A pena e o giz

Entre o ensino e a literatura, Domício Proença Filho consolida sua obra unindo duas paixões da infância
Domício Proença Filho, autor de “Muitas línguas, uma língua”
01/08/2018

Domício Proença Filho era ainda adolescente quando ganhou seu primeiro aluno de português e latim. A história de dar aula começou quando um colega recém-chegado à escola precisou de um apoio didático. O pai do menino recorreu a Domício, que aceitou de pronto o desafio de ensinar. Com o bom desempenho do pupilo, o mais novo professor do internato preencheu todos os seus horários da noite com tutorias particulares e decidiu que queria ser professor para o resto da vida.

O apreço pela literatura dava um tom mais específico a este sonho — apontado para as palavras. A partir do primeiro contato com poemas de Olavo Bilac que precisavam ser decorados e declamados no curso primário, o carioca se embrenhou estante adentro e nunca mais parou de ler. “Escrever deve ter sido uma consequência natural desses nutrientes do meu imaginário e do prazer.

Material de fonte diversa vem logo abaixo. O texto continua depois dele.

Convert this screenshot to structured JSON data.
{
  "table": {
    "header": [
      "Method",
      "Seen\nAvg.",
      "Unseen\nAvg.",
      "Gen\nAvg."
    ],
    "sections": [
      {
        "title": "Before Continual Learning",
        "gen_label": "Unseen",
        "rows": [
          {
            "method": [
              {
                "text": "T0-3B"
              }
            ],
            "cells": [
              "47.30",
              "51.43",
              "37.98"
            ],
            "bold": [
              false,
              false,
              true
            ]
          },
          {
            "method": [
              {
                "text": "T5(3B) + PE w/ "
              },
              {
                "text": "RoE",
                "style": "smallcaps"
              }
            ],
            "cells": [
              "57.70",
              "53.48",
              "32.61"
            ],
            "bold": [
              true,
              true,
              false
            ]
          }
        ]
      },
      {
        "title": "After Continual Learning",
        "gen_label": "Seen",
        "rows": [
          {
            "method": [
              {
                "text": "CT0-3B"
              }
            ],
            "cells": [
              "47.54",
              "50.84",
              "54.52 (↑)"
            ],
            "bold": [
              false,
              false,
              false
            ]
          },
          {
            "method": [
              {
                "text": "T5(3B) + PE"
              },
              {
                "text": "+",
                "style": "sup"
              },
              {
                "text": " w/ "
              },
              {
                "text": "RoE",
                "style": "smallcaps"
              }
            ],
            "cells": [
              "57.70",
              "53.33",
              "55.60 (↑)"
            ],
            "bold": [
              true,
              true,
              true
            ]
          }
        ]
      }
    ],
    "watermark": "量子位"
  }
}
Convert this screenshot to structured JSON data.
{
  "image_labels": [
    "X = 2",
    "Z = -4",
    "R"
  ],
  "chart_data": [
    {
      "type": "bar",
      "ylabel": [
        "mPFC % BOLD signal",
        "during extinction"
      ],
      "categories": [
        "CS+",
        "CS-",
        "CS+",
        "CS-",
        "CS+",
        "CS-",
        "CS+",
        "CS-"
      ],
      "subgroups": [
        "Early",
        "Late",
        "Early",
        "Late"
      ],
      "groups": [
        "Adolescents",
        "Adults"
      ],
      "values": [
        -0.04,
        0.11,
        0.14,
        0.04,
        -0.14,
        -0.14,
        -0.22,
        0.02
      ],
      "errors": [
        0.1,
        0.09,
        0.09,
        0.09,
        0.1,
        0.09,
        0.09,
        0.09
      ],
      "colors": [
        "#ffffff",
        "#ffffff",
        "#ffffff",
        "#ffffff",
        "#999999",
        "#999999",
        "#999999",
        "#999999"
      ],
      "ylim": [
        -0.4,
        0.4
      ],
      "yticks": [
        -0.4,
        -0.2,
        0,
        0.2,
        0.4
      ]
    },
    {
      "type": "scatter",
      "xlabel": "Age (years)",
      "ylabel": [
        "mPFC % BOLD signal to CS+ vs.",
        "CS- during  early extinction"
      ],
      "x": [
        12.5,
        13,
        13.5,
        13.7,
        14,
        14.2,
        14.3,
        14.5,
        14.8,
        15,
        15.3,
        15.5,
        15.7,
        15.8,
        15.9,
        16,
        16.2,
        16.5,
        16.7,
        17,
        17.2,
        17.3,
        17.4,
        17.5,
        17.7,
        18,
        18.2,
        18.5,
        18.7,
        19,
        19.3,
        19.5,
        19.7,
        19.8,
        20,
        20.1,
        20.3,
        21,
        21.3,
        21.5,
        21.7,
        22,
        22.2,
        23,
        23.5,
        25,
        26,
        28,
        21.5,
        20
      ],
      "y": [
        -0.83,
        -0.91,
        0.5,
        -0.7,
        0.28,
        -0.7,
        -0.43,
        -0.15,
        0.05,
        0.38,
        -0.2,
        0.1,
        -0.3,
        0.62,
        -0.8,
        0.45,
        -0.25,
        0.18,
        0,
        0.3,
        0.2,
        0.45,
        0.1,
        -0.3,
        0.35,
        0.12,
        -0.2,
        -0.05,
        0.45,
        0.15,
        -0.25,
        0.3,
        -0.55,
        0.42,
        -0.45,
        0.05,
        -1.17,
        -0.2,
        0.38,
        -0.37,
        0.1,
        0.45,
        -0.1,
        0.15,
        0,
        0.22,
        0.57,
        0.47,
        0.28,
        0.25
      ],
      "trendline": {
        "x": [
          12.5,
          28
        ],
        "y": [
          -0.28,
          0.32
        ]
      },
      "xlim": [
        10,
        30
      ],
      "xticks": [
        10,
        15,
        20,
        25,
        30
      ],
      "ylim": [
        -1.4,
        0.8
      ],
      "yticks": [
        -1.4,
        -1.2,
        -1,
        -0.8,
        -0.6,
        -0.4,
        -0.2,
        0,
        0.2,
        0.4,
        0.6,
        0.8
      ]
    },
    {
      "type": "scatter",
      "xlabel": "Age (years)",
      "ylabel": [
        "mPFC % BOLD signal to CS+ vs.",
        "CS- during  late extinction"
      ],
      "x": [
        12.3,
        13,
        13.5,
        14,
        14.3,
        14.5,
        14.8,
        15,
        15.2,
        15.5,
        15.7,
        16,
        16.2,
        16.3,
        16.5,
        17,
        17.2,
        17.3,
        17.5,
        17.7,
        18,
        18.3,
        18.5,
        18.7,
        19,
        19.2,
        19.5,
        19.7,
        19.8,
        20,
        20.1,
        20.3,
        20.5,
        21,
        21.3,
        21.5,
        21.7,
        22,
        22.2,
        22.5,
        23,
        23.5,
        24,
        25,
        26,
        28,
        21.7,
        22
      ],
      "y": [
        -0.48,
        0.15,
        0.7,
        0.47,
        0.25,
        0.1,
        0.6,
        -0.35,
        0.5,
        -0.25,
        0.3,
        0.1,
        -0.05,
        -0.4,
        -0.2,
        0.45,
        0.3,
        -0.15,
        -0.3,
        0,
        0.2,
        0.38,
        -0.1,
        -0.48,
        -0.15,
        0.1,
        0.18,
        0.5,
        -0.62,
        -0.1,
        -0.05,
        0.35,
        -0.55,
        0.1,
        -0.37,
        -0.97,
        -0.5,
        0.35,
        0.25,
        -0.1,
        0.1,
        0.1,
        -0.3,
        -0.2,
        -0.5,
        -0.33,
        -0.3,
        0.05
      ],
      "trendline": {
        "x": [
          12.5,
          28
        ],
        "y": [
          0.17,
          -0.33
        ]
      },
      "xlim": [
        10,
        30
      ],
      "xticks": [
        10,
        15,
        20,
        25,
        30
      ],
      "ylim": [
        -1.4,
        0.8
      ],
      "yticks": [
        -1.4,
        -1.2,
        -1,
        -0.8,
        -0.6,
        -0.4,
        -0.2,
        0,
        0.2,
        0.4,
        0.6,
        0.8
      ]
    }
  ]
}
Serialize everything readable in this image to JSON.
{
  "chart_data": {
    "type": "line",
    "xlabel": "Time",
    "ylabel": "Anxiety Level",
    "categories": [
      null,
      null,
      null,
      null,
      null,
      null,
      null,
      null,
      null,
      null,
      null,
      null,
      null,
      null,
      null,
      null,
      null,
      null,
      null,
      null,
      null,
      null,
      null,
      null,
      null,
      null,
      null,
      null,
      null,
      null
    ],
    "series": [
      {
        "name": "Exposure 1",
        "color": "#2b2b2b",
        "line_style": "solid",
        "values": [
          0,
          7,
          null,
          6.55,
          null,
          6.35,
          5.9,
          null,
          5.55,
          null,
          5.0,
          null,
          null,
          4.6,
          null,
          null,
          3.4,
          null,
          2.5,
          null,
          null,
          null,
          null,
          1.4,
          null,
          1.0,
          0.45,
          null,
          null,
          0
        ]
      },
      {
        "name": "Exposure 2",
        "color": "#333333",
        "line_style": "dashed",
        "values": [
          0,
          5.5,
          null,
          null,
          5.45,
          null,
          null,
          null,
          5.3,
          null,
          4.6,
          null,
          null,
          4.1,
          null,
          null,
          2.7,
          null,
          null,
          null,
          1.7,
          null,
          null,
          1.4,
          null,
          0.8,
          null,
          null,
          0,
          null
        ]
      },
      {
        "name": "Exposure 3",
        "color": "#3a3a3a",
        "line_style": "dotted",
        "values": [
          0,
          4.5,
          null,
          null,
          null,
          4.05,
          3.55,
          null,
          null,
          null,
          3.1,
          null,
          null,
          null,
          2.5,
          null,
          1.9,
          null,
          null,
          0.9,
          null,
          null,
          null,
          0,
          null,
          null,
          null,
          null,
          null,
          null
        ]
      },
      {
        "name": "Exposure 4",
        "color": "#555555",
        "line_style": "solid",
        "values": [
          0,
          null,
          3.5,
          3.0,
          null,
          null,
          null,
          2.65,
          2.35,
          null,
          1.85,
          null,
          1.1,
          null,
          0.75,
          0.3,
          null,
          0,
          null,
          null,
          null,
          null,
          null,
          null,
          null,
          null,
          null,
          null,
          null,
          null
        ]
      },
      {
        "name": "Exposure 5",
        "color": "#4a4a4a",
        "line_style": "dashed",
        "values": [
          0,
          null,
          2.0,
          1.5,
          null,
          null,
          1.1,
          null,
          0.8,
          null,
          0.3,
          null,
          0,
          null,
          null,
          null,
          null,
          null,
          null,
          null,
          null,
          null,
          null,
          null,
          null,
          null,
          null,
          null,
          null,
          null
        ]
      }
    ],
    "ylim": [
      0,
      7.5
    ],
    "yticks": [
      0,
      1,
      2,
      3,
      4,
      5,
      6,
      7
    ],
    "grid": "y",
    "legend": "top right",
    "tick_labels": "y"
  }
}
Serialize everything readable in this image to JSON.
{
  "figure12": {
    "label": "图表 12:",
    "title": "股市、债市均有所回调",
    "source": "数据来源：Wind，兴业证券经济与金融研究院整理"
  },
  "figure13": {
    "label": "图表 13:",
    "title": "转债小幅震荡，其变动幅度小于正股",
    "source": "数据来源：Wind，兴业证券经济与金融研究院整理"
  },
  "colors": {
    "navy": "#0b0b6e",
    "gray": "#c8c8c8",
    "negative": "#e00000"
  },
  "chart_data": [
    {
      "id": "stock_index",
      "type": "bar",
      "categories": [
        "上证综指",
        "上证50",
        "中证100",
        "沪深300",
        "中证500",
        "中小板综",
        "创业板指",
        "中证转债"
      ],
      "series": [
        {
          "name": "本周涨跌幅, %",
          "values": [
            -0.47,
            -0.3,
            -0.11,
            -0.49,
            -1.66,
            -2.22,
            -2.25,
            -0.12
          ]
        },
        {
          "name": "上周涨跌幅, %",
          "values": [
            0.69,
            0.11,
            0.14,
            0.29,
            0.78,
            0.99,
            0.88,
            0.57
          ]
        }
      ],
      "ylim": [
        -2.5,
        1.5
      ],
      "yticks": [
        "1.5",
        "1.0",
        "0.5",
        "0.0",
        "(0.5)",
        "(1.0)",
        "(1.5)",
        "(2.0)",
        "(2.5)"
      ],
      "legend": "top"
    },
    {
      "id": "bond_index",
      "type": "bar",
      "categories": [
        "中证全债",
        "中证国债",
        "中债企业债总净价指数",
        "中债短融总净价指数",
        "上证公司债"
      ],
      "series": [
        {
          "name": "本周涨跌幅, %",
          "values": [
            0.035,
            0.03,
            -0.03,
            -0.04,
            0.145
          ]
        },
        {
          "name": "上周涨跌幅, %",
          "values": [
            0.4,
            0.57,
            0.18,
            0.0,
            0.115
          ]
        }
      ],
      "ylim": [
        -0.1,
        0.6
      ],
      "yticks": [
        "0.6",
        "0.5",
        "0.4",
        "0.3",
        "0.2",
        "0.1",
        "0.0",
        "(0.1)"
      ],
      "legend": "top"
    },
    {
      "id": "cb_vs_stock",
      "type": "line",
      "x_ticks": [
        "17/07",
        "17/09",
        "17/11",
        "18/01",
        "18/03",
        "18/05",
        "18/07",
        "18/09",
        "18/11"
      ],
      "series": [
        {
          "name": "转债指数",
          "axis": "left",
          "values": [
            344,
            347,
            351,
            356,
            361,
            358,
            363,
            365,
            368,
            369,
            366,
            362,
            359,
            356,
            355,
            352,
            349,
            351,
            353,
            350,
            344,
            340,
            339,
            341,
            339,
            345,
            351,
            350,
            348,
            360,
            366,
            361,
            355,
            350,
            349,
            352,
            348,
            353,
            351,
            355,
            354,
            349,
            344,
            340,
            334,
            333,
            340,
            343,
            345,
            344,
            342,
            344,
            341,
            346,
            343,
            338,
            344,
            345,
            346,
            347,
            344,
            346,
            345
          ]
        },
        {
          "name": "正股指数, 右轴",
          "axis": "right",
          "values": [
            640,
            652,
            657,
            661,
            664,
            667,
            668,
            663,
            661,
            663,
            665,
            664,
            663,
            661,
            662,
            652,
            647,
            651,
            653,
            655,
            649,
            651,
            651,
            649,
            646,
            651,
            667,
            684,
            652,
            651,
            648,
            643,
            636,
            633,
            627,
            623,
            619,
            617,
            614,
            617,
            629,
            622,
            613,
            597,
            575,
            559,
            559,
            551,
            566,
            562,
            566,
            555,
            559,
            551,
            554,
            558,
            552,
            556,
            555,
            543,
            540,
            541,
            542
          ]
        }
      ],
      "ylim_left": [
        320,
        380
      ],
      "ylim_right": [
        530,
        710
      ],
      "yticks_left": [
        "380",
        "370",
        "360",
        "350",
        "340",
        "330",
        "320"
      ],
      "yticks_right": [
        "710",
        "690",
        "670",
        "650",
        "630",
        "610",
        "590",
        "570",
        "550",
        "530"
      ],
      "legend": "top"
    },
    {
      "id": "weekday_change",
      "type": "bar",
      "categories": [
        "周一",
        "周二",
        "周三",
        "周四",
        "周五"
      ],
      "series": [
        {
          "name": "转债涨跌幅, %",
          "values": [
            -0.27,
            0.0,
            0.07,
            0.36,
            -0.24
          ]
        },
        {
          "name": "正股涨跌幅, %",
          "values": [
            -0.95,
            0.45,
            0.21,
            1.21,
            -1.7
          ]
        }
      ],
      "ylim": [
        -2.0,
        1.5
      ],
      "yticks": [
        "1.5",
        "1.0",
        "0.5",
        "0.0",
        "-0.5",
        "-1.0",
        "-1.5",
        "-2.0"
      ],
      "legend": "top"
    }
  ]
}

Até porque os primeiros poemas, confessionais, é claro, começaram a brotar na adolescência”, lembra.

De página em página, Domício traçou uma densa trajetória acadêmica e literária. Aos 82 anos, tem dezenas de obras publicadas (de cunho literário, didático e de pesquisa) e é membro da Academia Brasileira de Letras, tendo sido o segundo presidente negro da instituição — o primeiro foi Machado de Assis. Além disso, é livre-docente em literatura brasileira, professor emérito da Universidade Federal Fluminense (UFF) e integrante da Academia Brasileira de Filologia.

Entre bibliotecas e salas de aulas, Domício produz, além de poesia e ficção, trabalhos que debatem o ensino e a compreensão do texto, a exemplo de Leitura do texto, leitura do mundo, e elaborados trabalhos de pesquisa como Muitas línguas, uma língua, que conta, em mais de 600 páginas, a história do português brasileiro.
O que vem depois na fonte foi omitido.